Les deux parties ont ainsi déposé un document conjoint mardi au Tribunal administratif du travail. 

Entente sur les services essentiels au RTC

Le Réseau de transport de la Capitale (RTC) et ses chauffeurs se sont entendus sur les services essentiels à prodiguer aux utilisateurs durant la grève potentielle à venir. La nature de cette entente ne sera dévoilée que dans quelques jours, après qu'un juge l'ait entérinée.
Les deux parties ont déposé mardi un document conjoint devant le Tribunal administratif du travail (TAT) après deux journées de conciliation. Seul à vouloir commenter à la sortie du local de négociations, le président du Syndicat des employés du transport public du Québec métropolitain (SETPQM), Ghislain Dolbec, a précisé que l'entente comporte «des ressemblances avec 2004», moment de la dernière grève du SETPQM.

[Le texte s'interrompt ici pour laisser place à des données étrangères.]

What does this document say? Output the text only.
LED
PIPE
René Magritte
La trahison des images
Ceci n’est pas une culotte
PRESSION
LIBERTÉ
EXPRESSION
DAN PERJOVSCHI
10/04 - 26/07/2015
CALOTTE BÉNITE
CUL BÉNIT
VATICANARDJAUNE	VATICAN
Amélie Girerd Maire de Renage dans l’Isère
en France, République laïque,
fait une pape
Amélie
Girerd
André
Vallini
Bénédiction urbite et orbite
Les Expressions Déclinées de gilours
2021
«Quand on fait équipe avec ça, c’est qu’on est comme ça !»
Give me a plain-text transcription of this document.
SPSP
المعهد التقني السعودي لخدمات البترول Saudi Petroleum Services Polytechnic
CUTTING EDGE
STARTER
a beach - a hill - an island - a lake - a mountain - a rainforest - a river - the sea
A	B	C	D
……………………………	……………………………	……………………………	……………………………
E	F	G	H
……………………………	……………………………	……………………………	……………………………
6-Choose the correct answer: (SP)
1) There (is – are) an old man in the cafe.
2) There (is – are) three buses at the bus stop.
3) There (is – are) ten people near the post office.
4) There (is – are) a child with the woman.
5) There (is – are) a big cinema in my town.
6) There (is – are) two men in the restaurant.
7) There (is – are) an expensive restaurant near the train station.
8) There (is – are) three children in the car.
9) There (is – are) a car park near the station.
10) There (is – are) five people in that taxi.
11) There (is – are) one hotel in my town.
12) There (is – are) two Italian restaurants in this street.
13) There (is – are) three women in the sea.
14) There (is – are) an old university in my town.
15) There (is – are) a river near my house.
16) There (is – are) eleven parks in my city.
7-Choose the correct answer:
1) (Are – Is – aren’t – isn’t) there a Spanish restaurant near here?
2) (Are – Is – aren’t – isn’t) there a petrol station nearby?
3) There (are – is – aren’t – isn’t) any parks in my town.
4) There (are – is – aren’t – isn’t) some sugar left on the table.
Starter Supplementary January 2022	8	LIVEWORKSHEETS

À l'époque, les usagers avaient d'abord dû se contenter d'un service aux heures de pointe, soit entre 6h15 et 9h15 et entre 15h et 18h, du lundi au vendredi sur les parcours réguliers et Métrobus. Moins de 10 jours après le début de la grève, le Conseil des services essentiels, dont les responsabilités sont maintenant assumées par le TAT, a toutefois forcé l'ajout des parcours express aux services essentiels. Quelques jours plus tard, le même Conseil ajoutait à cette liste le transport de fin de semaine à l'heure de pointe. Les chauffeurs du RTC n'ont toutefois pas eu à appliquer cette dernière directive, car le conflit s'est réglé moins d'une semaine après.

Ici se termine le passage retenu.